Cela fait deux ans – depuis qu’ils ont acheté un logement à Saigon [Hô Chi Minh-Ville] – que To Chau, 34 ans, qui travaille dans le secteur des médias, et son mari envisagent d’avoir un enfant, mais elle ne se sent toujours pas prête “sur le plan psychologique notamment”.
Les nouvelles mesures gouvernementales publiées le mois dernier, dont l’objectif est d’inverser la baisse du taux de fertilité en encourageant les jeunes Vietnamiens à se marier vers 30 ans et à commencer à fonder une famille vers 35 ans, n’ont pas réussi à la faire changer d’avis.
“Avec cette politique, il semblerait que l’accent soit mis sur l’aide plus que sur les sanctions. Ce n’est pas comme si on était pénalisés si on n’avait pas le nombre d’enfants voulus,” explique-t-elle.
Moins de bébés dans les zones urbaines
Le Vietnam, qui compte 96 millions d’habitants, a mis en place ces mesures pour faire face à la baisse du taux de fertilité et éviter les problèmes liés au vieillissement de sa population.
Selon la Banque mondiale, suite aux réformes dites du Doi Moi introduisant l’économie de marché dans les années 1980, le taux de natalité du pays a chuté de 4 enfants par femme en 1986 à 2,09 aujourd’hui, soit juste en dessous des 2,1 nécessaires pour maintenir la population à son niveau sans recourir à l’immigration.
D’après le Fonds des Nations unies pour la population (Fnuap), cette chute aurait été favorisée par la politique lancée par le gouvernement au début des années 1960, qui encourageait les couples à ne pas avoir plus de deux enfants.
À l’heure actuelle, le taux de natalité varie considérablement d’une région à l’autre. Dans les zones urbaines, le taux est de 1,83 enfant par femme, alors que dans les zones rurales, il est de 2,26. Hô Chi Minh-Ville [Saigon], la plus grande ville et le poumon économique du Vietnam, affiche un taux de seulement 1,39, le plus bas du pays.
L’éducation est l’un des éléments qui entre en jeu : les diplômées de l’université ont en moyenne 1,85 enfant chacune, contre 2,59 pour les femmes qui n’ont pas suivi de scolarité complète, selon le recensement de la population et du logement de 2019.
Subventions pour les couples et les mères
Les mesures prises dernièrement visent à ajuster les taux de fécondité au niveau local, en faisant baisser le taux de natalité dans les zones à forte fécondité et en le stimulant dans celles à faible fécondité.
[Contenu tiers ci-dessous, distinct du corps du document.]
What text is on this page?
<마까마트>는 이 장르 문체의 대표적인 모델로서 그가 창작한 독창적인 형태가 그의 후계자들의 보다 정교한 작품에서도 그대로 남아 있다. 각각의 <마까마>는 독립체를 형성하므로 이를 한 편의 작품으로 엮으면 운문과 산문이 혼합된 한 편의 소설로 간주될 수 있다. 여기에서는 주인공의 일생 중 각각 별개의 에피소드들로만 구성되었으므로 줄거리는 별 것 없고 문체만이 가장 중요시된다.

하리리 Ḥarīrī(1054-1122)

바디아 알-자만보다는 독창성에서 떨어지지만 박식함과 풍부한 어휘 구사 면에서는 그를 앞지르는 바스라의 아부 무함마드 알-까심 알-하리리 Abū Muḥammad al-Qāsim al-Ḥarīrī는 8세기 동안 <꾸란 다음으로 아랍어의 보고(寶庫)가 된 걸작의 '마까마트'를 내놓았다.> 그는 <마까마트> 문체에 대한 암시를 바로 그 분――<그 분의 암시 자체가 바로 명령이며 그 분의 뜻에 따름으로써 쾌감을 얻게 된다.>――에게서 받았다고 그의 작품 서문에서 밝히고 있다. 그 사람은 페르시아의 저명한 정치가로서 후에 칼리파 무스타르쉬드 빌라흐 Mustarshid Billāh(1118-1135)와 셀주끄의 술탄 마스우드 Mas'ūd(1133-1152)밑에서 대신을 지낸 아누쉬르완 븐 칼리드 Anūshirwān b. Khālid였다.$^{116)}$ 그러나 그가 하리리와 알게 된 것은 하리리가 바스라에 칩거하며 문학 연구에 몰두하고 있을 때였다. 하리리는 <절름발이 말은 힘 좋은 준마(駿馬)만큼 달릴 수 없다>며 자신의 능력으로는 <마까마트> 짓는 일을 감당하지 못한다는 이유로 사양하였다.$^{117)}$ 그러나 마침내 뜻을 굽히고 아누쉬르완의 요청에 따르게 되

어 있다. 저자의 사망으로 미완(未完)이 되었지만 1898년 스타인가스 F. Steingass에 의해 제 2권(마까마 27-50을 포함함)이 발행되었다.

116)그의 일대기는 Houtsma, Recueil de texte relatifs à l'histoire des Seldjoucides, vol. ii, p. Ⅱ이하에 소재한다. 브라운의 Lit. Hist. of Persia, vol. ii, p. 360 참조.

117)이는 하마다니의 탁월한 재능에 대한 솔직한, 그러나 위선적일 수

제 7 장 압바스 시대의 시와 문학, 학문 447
Les administrations locales ont reçu pour mission de mettre en place des dispositifs incitatifs, des campagnes de communication médiatique et des programmes éducatifs pour y parvenir d’ici à 2030.
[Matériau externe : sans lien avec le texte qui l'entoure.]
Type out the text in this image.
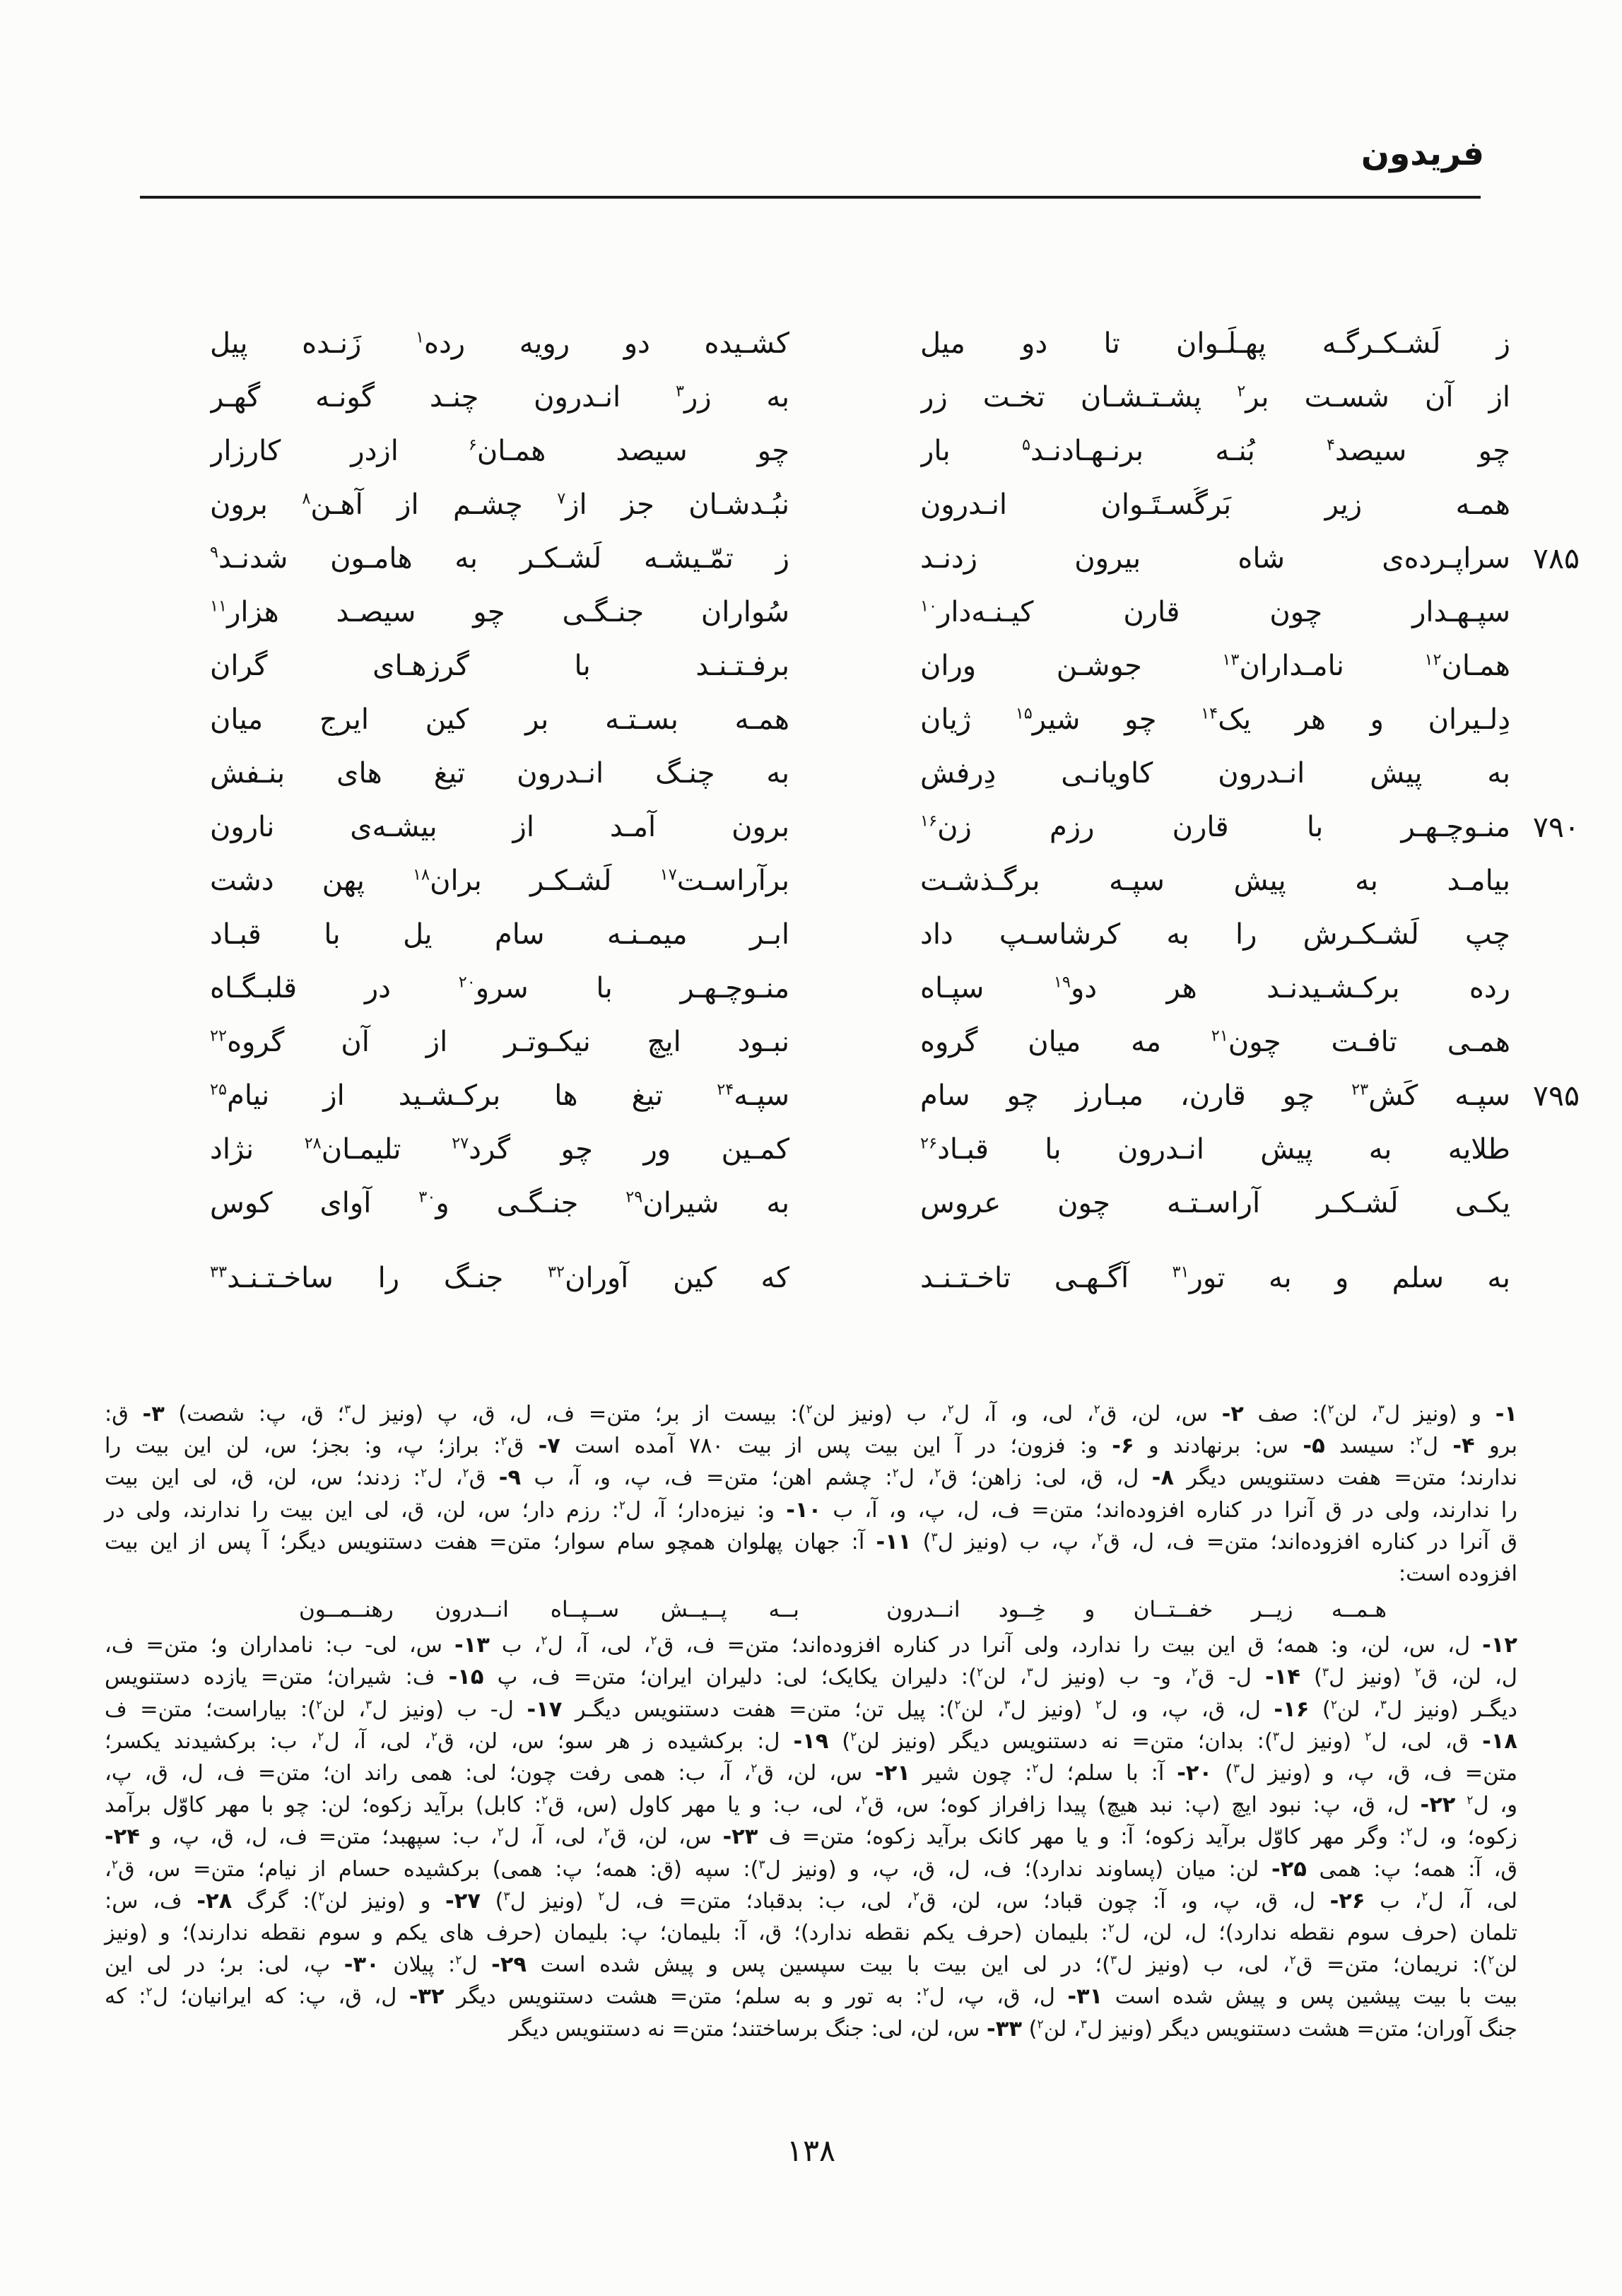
فریدون
ز لَشـکـرگـه پهـلَـوان تا دو میل
کشـیده دو رویه رده$^۱$ زَنـده پیل
از آن شسـت بر$^۲$ پشـتـشـان تخـت زر
به زر$^۳$ انـدرون چنـد گونـه گهـر
چو سیصد$^۴$ بُنـه برنـهـادنـد$^۵$ بار
چو سیصد همـان$^۶$ ازدرِ کارزار
همـه زیر بَرگُسـتَـوان انـدرون
نبُـدشـان جز از$^۷$ چشـم از آهـن$^۸$ برون
۷۸۵
سراپـرده‌ی شاه بیرون زدنـد
ز تمّـیشـه لَشـکـر به هامـون شدنـد$^۹$
سپـهـدار چون قارن کیـنـه‌دار$^{۱۰}$
سُواران جنـگـی چو سیصـد هزار$^{۱۱}$
همـان$^{۱۲}$ نامـداران$^{۱۳}$ جوشـن وران
برفـتـنـد با گرزهـای گران
دِلـیران و هر یک$^{۱۴}$ چو شیر$^{۱۵}$ ژیان
همـه بسـتـه بر کین ایرج میان
به پیش انـدرون کاویانـی دِرفش
به چنـگ انـدرون تیغ های بنـفش
۷۹۰
منـوچـهـر با قارن رزم زن$^{۱۶}$
برون آمـد از بیشـه‌ی نارون
بیامـد به پیش سپـه برگـذشـت
برآراسـت$^{۱۷}$ لَشـکـر بران$^{۱۸}$ پهن دشت
چپ لَشـکـرش را به کرشاسـپ داد
ابـر میمـنـه سام یل با قبـاد
رده برکـشـیدنـد هر دو$^{۱۹}$ سپـاه
منـوچـهـر با سرو$^{۲۰}$ در قلبـگـاه
همـی تافـت چون$^{۲۱}$ مه میان گروه
نبـود ایچ نیکـوتـر از آن گروه$^{۲۲}$
۷۹۵
سپـه کَش$^{۲۳}$ چو قارن، مبـارز چو سام
سپـه$^{۲۴}$ تیغ ها برکـشـید از نیام$^{۲۵}$
طلایه به پیش انـدرون با قبـاد$^{۲۶}$
کمـین ور چو گرد$^{۲۷}$ تلیمـان$^{۲۸}$ نژاد
یکـی لَشـکـر آراسـتـه چون عروس
به شیران$^{۲۹}$ جنـگـی و$^{۳۰}$ آوای کوس
به سلم و به تور$^{۳۱}$ آگـهـی تاخـتـنـد
که کین آوران$^{۳۲}$ جنـگ را ساخـتـنـد$^{۳۳}$
۱- و (ونیز ل$^۳$، لن$^۲$): صف ۲- س، لن، ق$^۲$، لی، و، آ، ل$^۲$، ب (ونیز لن$^۲$): بیست از بر؛ متن= ف، ل، ق، پ (ونیز ل$^۳$؛ ق، پ: شصت) ۳- ق:
برو ۴- ل$^۲$: سیسد ۵- س: برنهادند و ۶- و: فزون؛ در آ این بیت پس از بیت ۷۸۰ آمده است ۷- ق$^۲$: براز؛ پ، و: بجز؛ س، لن این بیت را
ندارند؛ متن= هفت دستنویس دیگر ۸- ل، ق، لی: زاهن؛ ق$^۲$، ل$^۲$: چشم اهن؛ متن= ف، پ، و، آ، ب ۹- ق$^۲$، ل$^۲$: زدند؛ س، لن، ق، لی این بیت
را ندارند، ولی در ق آنرا در کناره افزوده‌اند؛ متن= ف، ل، پ، و، آ، ب ۱۰- و: نیزه‌دار؛ آ، ل$^۲$: رزم دار؛ س، لن، ق، لی این بیت را ندارند، ولی در
ق آنرا در کناره افزوده‌اند؛ متن= ف، ل، ق$^۲$، پ، ب (ونیز ل$^۳$) ۱۱- آ: جهان پهلوان همچو سام سوار؛ متن= هفت دستنویس دیگر؛ آ پس از این بیت
افزوده است:
هـمــه زیــر خفــتــان و خِــود انــدرون
بــه پــیــش ســپــاه انــدرون رهنــمــون
۱۲- ل، س، لن، و: همه؛ ق این بیت را ندارد، ولی آنرا در کناره افزوده‌اند؛ متن= ف، ق$^۲$، لی، آ، ل$^۲$، ب ۱۳- س، لی- ب: نامداران و؛ متن= ف،
ل، لن، ق$^۲$ (ونیز ل$^۳$) ۱۴- ل- ق$^۲$، و- ب (ونیز ل$^۳$، لن$^۲$): دلیران یکایک؛ لی: دلیران ایران؛ متن= ف، پ ۱۵- ف: شیران؛ متن= یازده دستنویس
دیگـر (ونیز ل$^۳$، لن$^۲$) ۱۶- ل، ق، پ، و، ل$^۲$ (ونیز ل$^۳$، لن$^۲$): پیل تن؛ متن= هفت دستنویس دیگـر ۱۷- ل- ب (ونیز ل$^۳$، لن$^۲$): بیاراست؛ متن= ف
۱۸- ق، لی، ل$^۲$ (ونیز ل$^۳$): بدان؛ متن= نه دستنویس دیگر (ونیز لن$^۲$) ۱۹- ل: برکشیده ز هر سو؛ س، لن، ق$^۲$، لی، آ، ل$^۲$، ب: برکشیدند یکسر؛
متن= ف، ق، پ، و (ونیز ل$^۳$) ۲۰- آ: با سلم؛ ل$^۲$: چون شیر ۲۱- س، لن، ق$^۲$، آ، ب: همی رفت چون؛ لی: همی راند ان؛ متن= ف، ل، ق، پ،
و، ل$^۲$ ۲۲- ل، ق، پ: نبود ایچ (پ: نبد هیچ) پیدا زافراز کوه؛ س، ق$^۲$، لی، ب: و یا مهر کاول (س، ق$^۲$: کابل) برآید زکوه؛ لن: چو با مهر کاوّل برآمد
زکوه؛ و، ل$^۲$: وگر مهر کاوّل برآید زکوه؛ آ: و یا مهر کانک برآید زکوه؛ متن= ف ۲۳- س، لن، ق$^۲$، لی، آ، ل$^۲$، ب: سپهبد؛ متن= ف، ل، ق، پ، و ۲۴-
ق، آ: همه؛ پ: همی ۲۵- لن: میان (پساوند ندارد)؛ ف، ل، ق، پ، و (ونیز ل$^۳$): سپه (ق: همه؛ پ: همی) برکشیده حسام از نیام؛ متن= س، ق$^۲$،
لی، آ، ل$^۲$، ب ۲۶- ل، ق، پ، و، آ: چون قباد؛ س، لن، ق$^۲$، لی، ب: بدقباد؛ متن= ف، ل$^۲$ (ونیز ل$^۳$) ۲۷- و (ونیز لن$^۲$): گرگ ۲۸- ف، س:
تلمان (حرف سوم نقطه ندارد)؛ ل، لن، ل$^۲$: بلیمان (حرف یکم نقطه ندارد)؛ ق، آ: بلیمان؛ پ: بلیمان (حرف های یکم و سوم نقطه ندارند)؛ و (ونیز
لن$^۲$): نریمان؛ متن= ق$^۲$، لی، ب (ونیز ل$^۳$)؛ در لی این بیت با بیت سپسین پس و پیش شده است ۲۹- ل$^۲$: پیلان ۳۰- پ، لی: بر؛ در لی این
بیت با بیت پیشین پس و پیش شده است ۳۱- ل، ق، پ، ل$^۲$: به تور و به سلم؛ متن= هشت دستنویس دیگر ۳۲- ل، ق، پ: که ایرانیان؛ ل$^۲$: که
جنگ آوران؛ متن= هشت دستنویس دیگر (ونیز ل$^۳$، لن$^۲$) ۳۳- س، لن، لی: جنگ برساختند؛ متن= نه دستنویس دیگر
۱۳۸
Il leur est notamment demandé d’apporter rapidement leur soutien aux couples avec deux enfants via des aides financières pour l’achat ou la location d’un logement, ou pour l’éducation, ainsi qu’un accès prioritaire aux écoles publiques.
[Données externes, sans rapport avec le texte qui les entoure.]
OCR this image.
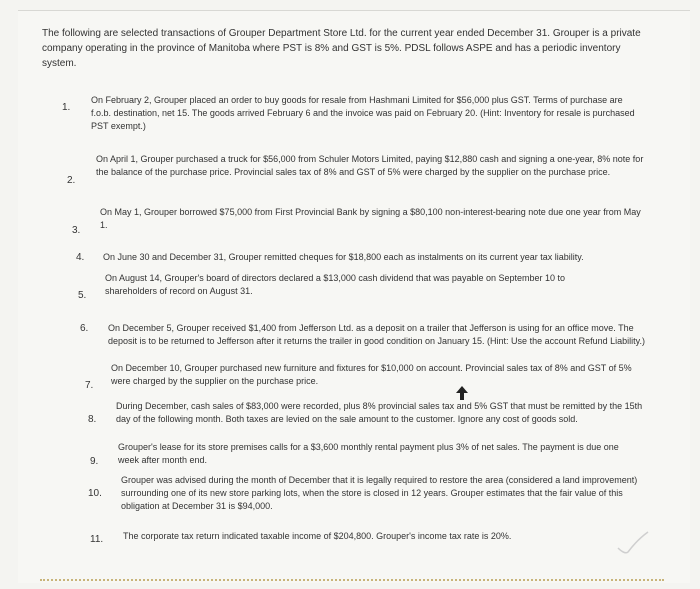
The following are selected transactions of Grouper Department Store Ltd. for the current year ended December 31. Grouper is a private company operating in the province of Manitoba where PST is 8% and GST is 5%. PDSL follows ASPE and has a periodic inventory system.
1.
On February 2, Grouper placed an order to buy goods for resale from Hashmani Limited for $56,000 plus GST. Terms of purchase are f.o.b. destination, net 15. The goods arrived February 6 and the invoice was paid on February 20. (Hint: Inventory for resale is purchased PST exempt.)
2.
On April 1, Grouper purchased a truck for $56,000 from Schuler Motors Limited, paying $12,880 cash and signing a one-year, 8% note for the balance of the purchase price. Provincial sales tax of 8% and GST of 5% were charged by the supplier on the purchase price.
3.
On May 1, Grouper borrowed $75,000 from First Provincial Bank by signing a $80,100 non-interest-bearing note due one year from May 1.
4. On June 30 and December 31, Grouper remitted cheques for $18,800 each as instalments on its current year tax liability.
5.
On August 14, Grouper's board of directors declared a $13,000 cash dividend that was payable on September 10 to shareholders of record on August 31.
6. On December 5, Grouper received $1,400 from Jefferson Ltd. as a deposit on a trailer that Jefferson is using for an office move. The deposit is to be returned to Jefferson after it returns the trailer in good condition on January 15. (Hint: Use the account Refund Liability.)
7.
On December 10, Grouper purchased new furniture and fixtures for $10,000 on account. Provincial sales tax of 8% and GST of 5% were charged by the supplier on the purchase price.
8.
During December, cash sales of $83,000 were recorded, plus 8% provincial sales tax and 5% GST that must be remitted by the 15th day of the following month. Both taxes are levied on the sale amount to the customer. Ignore any cost of goods sold.
9.
Grouper's lease for its store premises calls for a $3,600 monthly rental payment plus 3% of net sales. The payment is due one week after month end.
10.
Grouper was advised during the month of December that it is legally required to restore the area (considered a land improvement) surrounding one of its new store parking lots, when the store is closed in 12 years. Grouper estimates that the fair value of this obligation at December 31 is $94,000.
11. The corporate tax return indicated taxable income of $204,800. Grouper's income tax rate is 20%.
Par ailleurs, les femmes ayant deux enfants peuvent prétendre à une réduction de leur impôt sur le revenu ainsi qu’à une aide financière au moment de leur retour au travail après un congé maternité, entre autres avantages.
Le Premier ministre, Nguyen Xuan Phuc, a également demandé aux pouvoirs publics locaux de créer des clubs de rencontres pour encourager les jeunes à se rencontrer et à se marier avant de passer le cap des 30 ans.
Un pays vieux avant d’être riche ?
Trinh Nguyen, économiste en chef chargée de l’Asie chez Natixis (banque d’affaires et d’investissement française), explique que le Vietnam assiste à un ralentissement de la croissance de sa population adulte en âge de travailler, même si le phénomène est moins prononcé que dans d’autres pays asiatiques comme le Japon, la Corée du Sud ou Singapour.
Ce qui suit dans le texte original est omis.